Anyways, after going back and forth with him and thinking that things could be fixed and we'd get back on track - I've decided to move on and make a life for myself without him. He's also voiced that he wants to move on and that it is over.

I have accepted that it's over, I'm not angry anymore, or sad I just want to move on but the thing is, with things as simple as transfers, cancellations and our house and communicating, he is blatantly refusing to co-operate. Which has left me to do everything, which I've been doing day by day...

I am confused. Since he's voiced that he's ready to move on and so am I.. why can't he just make the transition easier for the both of us and just help me out when I ask .. It is not like I am phoning and texting to hang on - I am only doing so because I have to and these things concern him as well... I still care about the guy and would rather give him a heads up about something he may need to insure on his own .. I don't know common courtesy? All he does is just get angry and refuses to speak to me.. 

what should I do? I'm going about everything as civil as possible and certainly dont want to bring in lawyers to speed up the process with home renos and selling our house but it looks like I might have to..

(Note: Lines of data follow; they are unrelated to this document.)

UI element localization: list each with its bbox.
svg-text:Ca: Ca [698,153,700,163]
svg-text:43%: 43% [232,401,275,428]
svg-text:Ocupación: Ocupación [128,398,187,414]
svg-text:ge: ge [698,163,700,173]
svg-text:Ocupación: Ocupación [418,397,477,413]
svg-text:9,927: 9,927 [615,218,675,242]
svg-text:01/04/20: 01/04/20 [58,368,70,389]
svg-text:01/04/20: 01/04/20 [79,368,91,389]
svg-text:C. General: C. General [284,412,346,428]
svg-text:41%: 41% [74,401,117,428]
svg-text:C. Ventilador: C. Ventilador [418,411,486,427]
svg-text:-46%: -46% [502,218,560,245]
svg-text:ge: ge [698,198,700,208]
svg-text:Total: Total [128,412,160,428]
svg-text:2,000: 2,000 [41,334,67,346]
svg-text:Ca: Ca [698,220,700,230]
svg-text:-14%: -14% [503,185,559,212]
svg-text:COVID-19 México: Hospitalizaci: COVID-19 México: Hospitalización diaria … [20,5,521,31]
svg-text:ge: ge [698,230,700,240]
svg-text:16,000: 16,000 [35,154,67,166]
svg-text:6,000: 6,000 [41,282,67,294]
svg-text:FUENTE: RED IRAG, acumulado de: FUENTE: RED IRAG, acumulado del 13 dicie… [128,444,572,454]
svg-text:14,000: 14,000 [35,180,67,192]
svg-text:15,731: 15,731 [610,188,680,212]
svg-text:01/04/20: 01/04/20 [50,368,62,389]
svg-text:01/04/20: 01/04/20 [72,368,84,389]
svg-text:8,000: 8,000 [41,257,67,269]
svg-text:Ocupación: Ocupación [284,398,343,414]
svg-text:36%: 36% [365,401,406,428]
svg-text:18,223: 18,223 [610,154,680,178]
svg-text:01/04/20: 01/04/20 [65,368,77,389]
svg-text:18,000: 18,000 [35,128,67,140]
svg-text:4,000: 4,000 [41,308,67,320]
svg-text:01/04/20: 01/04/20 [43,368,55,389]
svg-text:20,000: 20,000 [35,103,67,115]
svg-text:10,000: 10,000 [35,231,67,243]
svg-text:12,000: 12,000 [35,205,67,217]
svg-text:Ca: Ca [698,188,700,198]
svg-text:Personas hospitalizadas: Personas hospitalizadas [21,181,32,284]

Any feed back would be great. thank you


----------



## DelinquentGurl (Mar 25, 2011)

Unfortunately, you might have to get lawyers involved.

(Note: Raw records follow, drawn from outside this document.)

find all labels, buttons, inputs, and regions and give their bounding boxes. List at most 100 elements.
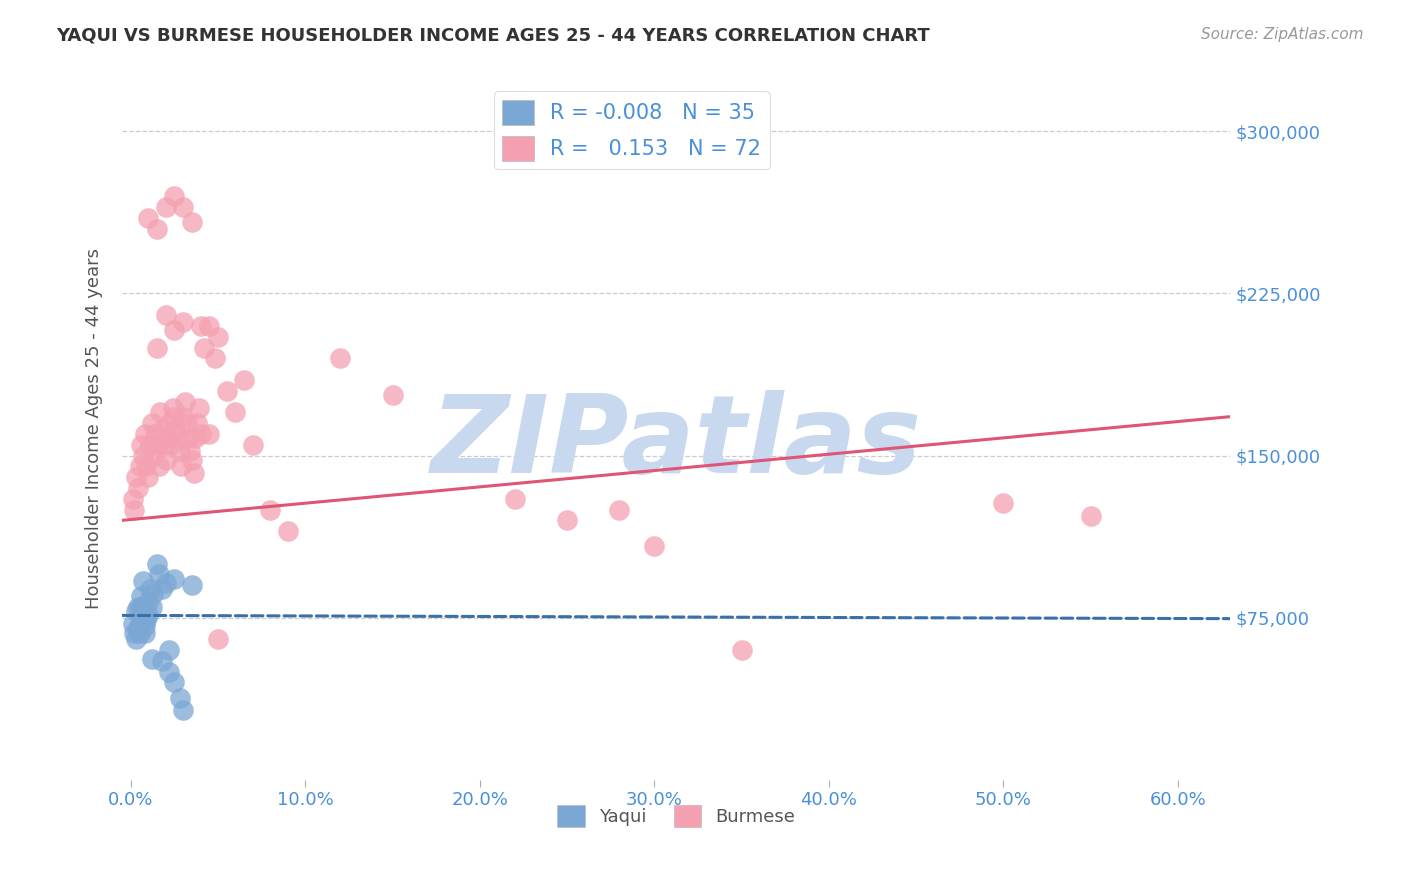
Point <box>139 582 162 597</box>
Point <box>142 587 165 601</box>
Point <box>134 625 156 640</box>
Point <box>135 613 157 627</box>
Point <box>127 481 149 495</box>
Point <box>134 619 156 633</box>
Point <box>157 416 180 430</box>
Point <box>172 703 194 717</box>
Text: Source: ZipAtlas.com: Source: ZipAtlas.com <box>1201 27 1364 42</box>
Point <box>148 567 170 582</box>
Point <box>155 453 177 467</box>
Point <box>162 401 184 415</box>
Point <box>132 449 155 463</box>
Point <box>190 426 212 441</box>
Point <box>136 470 159 484</box>
Point <box>198 318 221 333</box>
Point <box>172 200 194 214</box>
Point <box>142 449 165 463</box>
Point <box>173 394 195 409</box>
Point <box>198 426 221 441</box>
Point <box>163 189 186 203</box>
Point <box>207 632 229 647</box>
Point <box>122 625 145 640</box>
Point <box>163 675 186 690</box>
Point <box>139 438 162 452</box>
Point <box>134 610 156 624</box>
Point <box>134 426 156 441</box>
Point <box>277 524 299 538</box>
Point <box>121 617 143 632</box>
Point <box>555 513 578 527</box>
Point <box>141 599 163 614</box>
Point <box>609 502 631 516</box>
Point <box>165 423 187 437</box>
Point <box>155 576 177 591</box>
Point <box>187 401 209 415</box>
Point <box>136 595 159 609</box>
Text: YAQUI VS BURMESE HOUSEHOLDER INCOME AGES 25 - 44 YEARS CORRELATION CHART: YAQUI VS BURMESE HOUSEHOLDER INCOME AGES… <box>56 27 929 45</box>
Point <box>157 665 180 679</box>
Point <box>179 444 201 458</box>
Point <box>129 599 152 614</box>
Point <box>148 459 170 474</box>
Point <box>329 351 352 366</box>
Point <box>183 466 205 480</box>
Point <box>132 574 155 588</box>
Point <box>190 318 212 333</box>
Point <box>128 459 150 474</box>
Point <box>643 539 665 553</box>
Point <box>129 438 152 452</box>
Point <box>128 617 150 632</box>
Point <box>193 341 215 355</box>
Point <box>259 502 281 516</box>
Point <box>172 315 194 329</box>
Point <box>149 405 172 419</box>
Point <box>122 502 145 516</box>
Point <box>167 431 190 445</box>
Point <box>163 409 186 424</box>
Point <box>146 341 169 355</box>
Point <box>242 438 264 452</box>
Point <box>172 409 194 424</box>
Point <box>207 329 229 343</box>
Point <box>503 491 526 506</box>
Point <box>170 459 193 474</box>
Point <box>129 589 152 603</box>
Point <box>215 384 238 398</box>
Point <box>153 438 176 452</box>
Point <box>146 438 169 452</box>
Point <box>180 215 202 229</box>
Point <box>121 491 143 506</box>
Text: ZIPatlas: ZIPatlas <box>430 390 922 496</box>
Point <box>141 651 163 665</box>
Point <box>993 496 1015 510</box>
Point <box>128 625 150 640</box>
Point <box>125 632 148 647</box>
Point <box>169 690 191 705</box>
Point <box>176 416 198 430</box>
Point <box>150 654 173 668</box>
Point <box>125 470 148 484</box>
Point <box>180 578 202 592</box>
Point <box>132 604 155 618</box>
Point <box>224 405 246 419</box>
Point <box>155 308 177 322</box>
Point <box>125 604 148 618</box>
Point <box>155 200 177 214</box>
Point <box>136 211 159 225</box>
Point <box>163 572 186 586</box>
Point <box>1080 509 1102 524</box>
Point <box>135 459 157 474</box>
Point <box>177 431 200 445</box>
Point <box>136 608 159 623</box>
Point <box>135 604 157 618</box>
Point <box>157 643 180 657</box>
Point <box>160 438 183 452</box>
Point <box>204 351 226 366</box>
Point <box>146 557 169 571</box>
Legend: Yaqui, Burmese: Yaqui, Burmese <box>550 797 803 834</box>
Point <box>141 416 163 430</box>
Point <box>150 582 173 597</box>
Point <box>150 423 173 437</box>
Point <box>163 323 186 337</box>
Point <box>143 426 166 441</box>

How long have you been separated? Is there a possibility that maybe he isn't so sure he wants it to be over and that is why he is dragging his feet?

It's really hard to know.
I would give him a timeline for how long you will sit on things before you take action.
If you do set one and he doesn't do anything about it, then follow through and take legal action if necessary.

I wish you the best of luck.
_Posted via Mobile Device_


----------